Richard Branson’s space tourism company Virgin Galactic has re-opened limited ticket sales after a nearly two-year hiatus — at a price of $750,000 per seat.
In a conference call with investors and journalists Monday, CEO Michael Colglazier said the company would open up 50 more spaces for 90-minute suborbital pleasure flights aboard its SpaceShip spaceplane, starting in late 2026 or early 2027.
It comes after repeated delays and setbacks for the California-based company, which has been taking bookings for more than two decades but has so far only managed to fly a handful of commercial passengers beyond Earth’s atmosphere.
Branson himself, a boisterous 75-year-old British billionaire known for daredevil stunts such as crossing oceans in a hot-air balloon, took a Virgin Galactic spaceflight with much fanfare in July 2021, followed by its first fully commercial expedition in 2023.
But despite initial promises of starting spaceflights in 2011, it has repeatedly struggled to realize Branson’s soaring ambitions amid mechanical problems, manufacturing delays, and a fatal crash in 2014 that claimed the life of 39-year-old co-pilot Michael Alsbury.
“With our first new spaceship preparing for its ground test phase, it’s time to welcome more people into Virgin Galactic spacefarer community, which already contains over 650 founding astronauts,” Colglazier said.
“We’ve opened a limited tranche of 50 space flight expeditions, each priced at $750,000. These space flights will be slotted in our manifest immediately after we fly the current members of our founding astronaut community, many of whom have been anticipating their space flight for several years.”
Space tourism is a 25-year-old industry but the number of actual passengers remains small. The vast up-front investments needed to develop new re-usable space vehicles can only be recouped via eye-watering ticket prices, which limits the size of the potential market.
No company has yet cracked the magic formula for low-cost spaceflight that would allow them to lower ticket prices and achieve sustainable, regular operations at scale — though Branson and his chief rival Jeff Bezos have been trying for decades.
Virgin Galactic’s solution is a rocket-powered spaceplane that is carried to a high altitude by a conventional airplane before accelerating into space, cruising for a few minutes in microgravity, then gliding back to Earth.
Now, with Bezos’s Blue Origin pausing tourist flights for “no less than two years” as of January, and Elon Musk’s SpaceX focused on cargo lifting, satellite launches, and government contracts, Virgin Galactic is the only currently available option for a high-income thrill-seeker.

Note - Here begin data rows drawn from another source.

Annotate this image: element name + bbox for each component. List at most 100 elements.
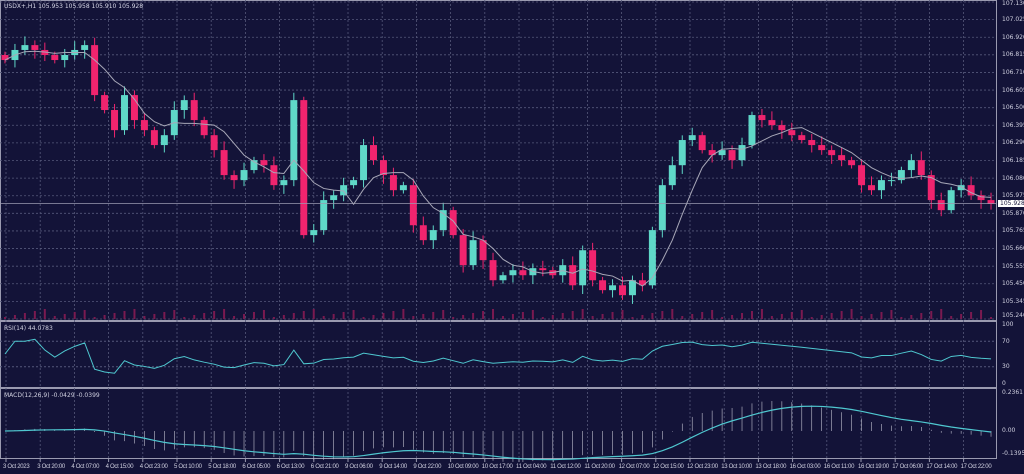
time-label: 11 Oct 12:00 <box>550 464 581 470</box>
volume-bar <box>950 316 953 319</box>
bull-candle <box>121 95 128 131</box>
volume-bar <box>760 309 763 319</box>
volume-bar <box>721 317 724 319</box>
price-tick-label: 106.395 <box>1002 121 1024 129</box>
volume-bar <box>810 317 813 319</box>
volume-bar <box>770 316 773 319</box>
bull-candle <box>499 275 507 281</box>
volume-bar <box>631 317 634 319</box>
bull-candle <box>180 100 188 111</box>
volume-bar <box>53 316 56 319</box>
time-label: 6 Oct 13:00 <box>276 464 305 470</box>
time-label: 13 Oct 18:00 <box>755 464 787 470</box>
volume-bar <box>163 312 166 319</box>
bear-candle <box>140 120 148 131</box>
bear-candle <box>539 268 547 271</box>
time-label: 5 Oct 10:00 <box>174 464 202 470</box>
bull-candle <box>439 210 447 231</box>
rsi-tick-label: 0 <box>1002 380 1006 387</box>
symbol-label: USDX+,H1 105.953 105.958 105.910 105.928 <box>4 3 144 10</box>
bear-candle <box>270 165 278 186</box>
volume-bar <box>63 314 66 319</box>
price-tick-label: 106.290 <box>1002 139 1024 147</box>
price-tick-label: 107.025 <box>1002 16 1024 24</box>
price-tick-label: 106.605 <box>1002 86 1024 94</box>
time-label: 17 Oct 14:00 <box>926 464 958 470</box>
volume-bar <box>641 315 644 319</box>
price-tick-label: 105.660 <box>1002 245 1024 253</box>
time-label: 6 Oct 21:00 <box>310 464 339 470</box>
bear-candle <box>778 125 786 131</box>
bear-candle <box>190 100 198 121</box>
volume-bar <box>741 313 744 319</box>
time-label: 17 Oct 22:00 <box>960 464 992 470</box>
volume-bar <box>860 316 863 319</box>
bear-candle <box>459 235 467 266</box>
volume-bar <box>511 314 514 319</box>
bear-candle <box>788 130 796 136</box>
volume-bar <box>701 312 704 319</box>
time-label: 16 Oct 03:00 <box>789 464 821 470</box>
time-label: 17 Oct 06:00 <box>892 464 923 470</box>
volume-bar <box>492 309 495 319</box>
bull-candle <box>957 185 965 191</box>
bull-candle <box>61 55 69 61</box>
volume-bar <box>482 311 485 319</box>
volume-bar <box>432 312 435 319</box>
volume-bar <box>143 316 146 319</box>
volume-bar <box>342 312 345 319</box>
time-label: 10 Oct 17:00 <box>481 464 513 470</box>
time-label: 9 Oct 06:00 <box>345 464 373 470</box>
bear-candle <box>917 160 925 176</box>
time-label: 9 Oct 14:00 <box>379 464 407 470</box>
bear-candle <box>489 260 497 281</box>
bear-candle <box>858 165 866 186</box>
price-tick-label: 105.450 <box>1002 280 1024 288</box>
volume-bar <box>980 310 983 319</box>
volume-bar <box>880 312 883 319</box>
time-label: 12 Oct 07:00 <box>618 464 650 470</box>
volume-bar <box>213 311 216 319</box>
time-label: 16 Oct 11:00 <box>823 464 855 470</box>
volume-bar <box>133 309 136 319</box>
volume-bar <box>890 310 893 319</box>
bear-candle <box>1 55 9 61</box>
time-label: 12 Oct 15:00 <box>652 464 684 470</box>
bear-candle <box>409 185 417 226</box>
price-tick-label: 106.920 <box>1002 33 1024 41</box>
moving-average-line <box>4 50 992 287</box>
bear-candle <box>91 45 99 96</box>
time-label: 13 Oct 10:00 <box>721 464 752 470</box>
rsi-tick-label: 70 <box>1002 337 1010 345</box>
bear-candle <box>300 100 308 236</box>
bear-candle <box>927 175 935 201</box>
bull-candle <box>609 285 617 291</box>
macd-tick-label: 0.2361 <box>1002 389 1023 396</box>
bear-candle <box>698 135 706 151</box>
bear-candle <box>708 150 716 156</box>
bear-candle <box>449 210 457 236</box>
bear-candle <box>220 150 228 176</box>
bull-candle <box>628 280 636 296</box>
volume-bar <box>302 311 305 319</box>
volume-bar <box>621 310 624 319</box>
volume-bar <box>731 315 734 319</box>
volume-bar <box>282 315 285 319</box>
volume-bar <box>193 315 196 319</box>
volume-bar <box>960 314 963 319</box>
bear-candle <box>370 145 377 161</box>
current-price-tag: 105.928 <box>998 200 1024 208</box>
bull-candle <box>290 100 298 181</box>
volume-bar <box>541 317 544 319</box>
volume-bar <box>920 313 923 319</box>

Colglazier said Monday that the company plans to run about four space flights per month while it refines its procedures, before stepping up to eight and then 10 flights per month.
He also warned that the $750,000 price tag — already a big increase from Virgin’s 2021 price of $450,000 per person — would not last long.
“We expect our prices will rise in steps over the near to medium term, and once this initial tranche of space flight reservations is concluded, we plan to retire sales at the $750,000 level,” he said.